The same can probably not be said for McLaren – data from other teams suggest the Mercedes engine is the Achilles heel once again.
One development since Silverstone that could shake up the field is the FIA’s belated decision to legislate against ‘flexi-wings’. Ferrari, McLaren and BMW were among the teams believed to be benefiting from wings which deform at speed and fall outside the ‘spirit’ of the rules. The stewards will be checking for the presence of ‘separators’ to prevent the slot gaps between the wings from closing under pressure at speed.
Who this will affect most is hard to predict. Ferrari’s wings were the subject of intense speculation early in the season.

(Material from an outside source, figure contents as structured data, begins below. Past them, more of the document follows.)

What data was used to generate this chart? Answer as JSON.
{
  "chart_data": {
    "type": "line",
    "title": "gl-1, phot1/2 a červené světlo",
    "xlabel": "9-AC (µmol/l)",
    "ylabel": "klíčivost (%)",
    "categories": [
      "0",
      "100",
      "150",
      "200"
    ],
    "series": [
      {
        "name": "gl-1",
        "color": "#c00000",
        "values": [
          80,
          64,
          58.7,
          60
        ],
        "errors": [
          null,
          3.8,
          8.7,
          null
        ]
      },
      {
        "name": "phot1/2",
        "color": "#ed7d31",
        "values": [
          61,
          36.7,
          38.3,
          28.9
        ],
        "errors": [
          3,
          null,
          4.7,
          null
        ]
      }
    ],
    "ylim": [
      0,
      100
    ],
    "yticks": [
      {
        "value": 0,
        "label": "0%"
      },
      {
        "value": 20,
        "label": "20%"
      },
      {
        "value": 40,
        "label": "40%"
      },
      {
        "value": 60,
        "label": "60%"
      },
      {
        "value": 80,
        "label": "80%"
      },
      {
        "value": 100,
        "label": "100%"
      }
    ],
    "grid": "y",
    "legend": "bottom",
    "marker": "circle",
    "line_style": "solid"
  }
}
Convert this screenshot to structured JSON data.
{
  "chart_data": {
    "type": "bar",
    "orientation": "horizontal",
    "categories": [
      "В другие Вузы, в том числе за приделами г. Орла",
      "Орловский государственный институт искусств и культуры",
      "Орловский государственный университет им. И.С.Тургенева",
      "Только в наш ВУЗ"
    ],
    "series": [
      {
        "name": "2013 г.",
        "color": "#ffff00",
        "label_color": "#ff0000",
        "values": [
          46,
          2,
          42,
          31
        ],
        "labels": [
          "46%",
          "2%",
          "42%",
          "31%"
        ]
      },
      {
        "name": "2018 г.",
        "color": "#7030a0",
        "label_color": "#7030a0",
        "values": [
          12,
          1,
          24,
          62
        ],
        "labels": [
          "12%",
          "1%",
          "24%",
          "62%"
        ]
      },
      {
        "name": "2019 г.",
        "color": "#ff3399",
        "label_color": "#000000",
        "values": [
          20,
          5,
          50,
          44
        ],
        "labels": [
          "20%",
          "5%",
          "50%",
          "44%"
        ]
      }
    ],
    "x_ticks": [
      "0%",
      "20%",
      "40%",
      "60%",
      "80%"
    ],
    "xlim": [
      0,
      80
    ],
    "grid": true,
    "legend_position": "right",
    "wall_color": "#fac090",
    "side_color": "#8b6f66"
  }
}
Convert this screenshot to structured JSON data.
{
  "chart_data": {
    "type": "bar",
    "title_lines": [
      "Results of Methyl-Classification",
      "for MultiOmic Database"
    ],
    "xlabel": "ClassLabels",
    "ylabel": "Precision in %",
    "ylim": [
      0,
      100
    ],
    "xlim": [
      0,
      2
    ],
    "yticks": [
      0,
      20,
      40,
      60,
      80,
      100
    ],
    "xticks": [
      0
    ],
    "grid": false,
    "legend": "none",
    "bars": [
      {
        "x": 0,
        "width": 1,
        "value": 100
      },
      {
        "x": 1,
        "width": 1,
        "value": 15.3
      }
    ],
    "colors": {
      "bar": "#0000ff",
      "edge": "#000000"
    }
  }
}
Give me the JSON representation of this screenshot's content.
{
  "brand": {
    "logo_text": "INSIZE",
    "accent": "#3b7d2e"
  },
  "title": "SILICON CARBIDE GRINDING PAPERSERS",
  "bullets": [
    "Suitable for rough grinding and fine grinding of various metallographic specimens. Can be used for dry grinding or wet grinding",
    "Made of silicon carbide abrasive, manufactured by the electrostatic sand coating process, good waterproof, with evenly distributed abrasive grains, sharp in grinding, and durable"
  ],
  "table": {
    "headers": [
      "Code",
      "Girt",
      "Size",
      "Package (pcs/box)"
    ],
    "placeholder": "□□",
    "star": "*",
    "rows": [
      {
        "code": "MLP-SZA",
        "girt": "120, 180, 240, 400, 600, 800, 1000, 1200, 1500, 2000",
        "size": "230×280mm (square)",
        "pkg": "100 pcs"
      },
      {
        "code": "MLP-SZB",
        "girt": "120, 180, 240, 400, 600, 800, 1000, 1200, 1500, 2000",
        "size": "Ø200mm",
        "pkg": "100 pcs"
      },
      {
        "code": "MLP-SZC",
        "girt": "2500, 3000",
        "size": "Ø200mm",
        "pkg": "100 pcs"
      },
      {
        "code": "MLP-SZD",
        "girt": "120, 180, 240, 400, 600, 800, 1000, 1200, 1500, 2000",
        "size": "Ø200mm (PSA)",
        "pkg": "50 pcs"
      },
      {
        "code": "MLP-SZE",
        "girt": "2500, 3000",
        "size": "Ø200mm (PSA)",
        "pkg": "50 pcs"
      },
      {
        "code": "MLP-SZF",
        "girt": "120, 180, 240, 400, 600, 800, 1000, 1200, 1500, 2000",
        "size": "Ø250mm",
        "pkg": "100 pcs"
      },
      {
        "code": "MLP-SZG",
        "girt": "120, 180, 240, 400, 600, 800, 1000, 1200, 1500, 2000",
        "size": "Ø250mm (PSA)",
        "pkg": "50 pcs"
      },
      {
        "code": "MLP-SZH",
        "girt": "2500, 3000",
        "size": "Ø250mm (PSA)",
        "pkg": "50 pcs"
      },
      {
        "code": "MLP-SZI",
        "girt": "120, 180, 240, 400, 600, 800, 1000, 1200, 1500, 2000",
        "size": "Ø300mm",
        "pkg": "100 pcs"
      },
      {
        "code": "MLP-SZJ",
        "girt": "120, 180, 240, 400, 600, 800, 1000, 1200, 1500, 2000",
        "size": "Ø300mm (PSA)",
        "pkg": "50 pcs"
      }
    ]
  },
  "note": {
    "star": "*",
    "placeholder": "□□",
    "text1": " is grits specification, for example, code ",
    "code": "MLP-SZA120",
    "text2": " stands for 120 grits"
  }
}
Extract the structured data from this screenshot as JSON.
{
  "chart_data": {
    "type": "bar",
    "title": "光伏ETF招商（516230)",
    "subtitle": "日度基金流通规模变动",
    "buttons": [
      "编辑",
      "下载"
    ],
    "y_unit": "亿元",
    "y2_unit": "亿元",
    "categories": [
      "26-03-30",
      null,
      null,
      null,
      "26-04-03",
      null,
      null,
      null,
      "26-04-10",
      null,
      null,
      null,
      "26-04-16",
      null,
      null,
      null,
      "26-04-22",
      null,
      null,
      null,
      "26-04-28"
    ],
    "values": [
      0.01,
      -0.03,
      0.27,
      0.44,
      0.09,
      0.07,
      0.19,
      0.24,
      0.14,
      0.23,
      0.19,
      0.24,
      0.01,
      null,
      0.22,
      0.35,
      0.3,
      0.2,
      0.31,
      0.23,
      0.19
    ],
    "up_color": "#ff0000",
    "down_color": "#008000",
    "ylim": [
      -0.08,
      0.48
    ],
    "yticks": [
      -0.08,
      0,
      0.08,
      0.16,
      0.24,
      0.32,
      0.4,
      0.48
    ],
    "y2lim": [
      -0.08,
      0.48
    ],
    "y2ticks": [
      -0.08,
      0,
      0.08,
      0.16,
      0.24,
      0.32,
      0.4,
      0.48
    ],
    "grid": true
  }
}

And BMW’s conspicuous step forward in performance at Silverstone raised some eyebrows – but that too could have been down to superior engine performance.
Certainly drivers who have to do both Canada and the United States with the same engine – under the ‘two-race’ rule – could be at a disadvantage. This includes Alonso and the ever-luckless Jenson Button, but not Giancarlo Fisichella, Michael Schumacher, or Raikkonen.
Honda’s hellish season continued at Silverstone with neither driver scoring points – they are now fighting a rearguard action against BMW in the constructors’ championship. The battle between these two, Williams and Toyota forms the ‘best of the rest’ behind Renault, Ferrari and McLaren, and they can only hope to score big points if the leaders run into trouble.
At BMW, Jacques Villeneuve is facing the sad prospect of starting what may be his last ever home Grand Prix. His body language throughout the weekend may give strong hints as to how well negotiations for next year are going.
Although the top drivers are in stalemate regarding the driver market for 2006, further down drivers like Vitantonio Liuzzi are staking their claims for next year. Liuzzi has comprehensively had the upper hand on team mate Scott Speed this year – Speed will have to start a fight back here and at his home race a week later if he is to stand a chance of taking Christian Klien’s Red Bull in 2007.
The Montreal circuit has a habit of throwing up surprising results and unconventional races. Its semi-permanent nature and the proximity of walls to the circuit punish even slight errors – as Alonso discovered to his cost last year.
In the middle of what has been, on balance, an unspectacular season, a surprise result and a dramatic race would be more than welcome.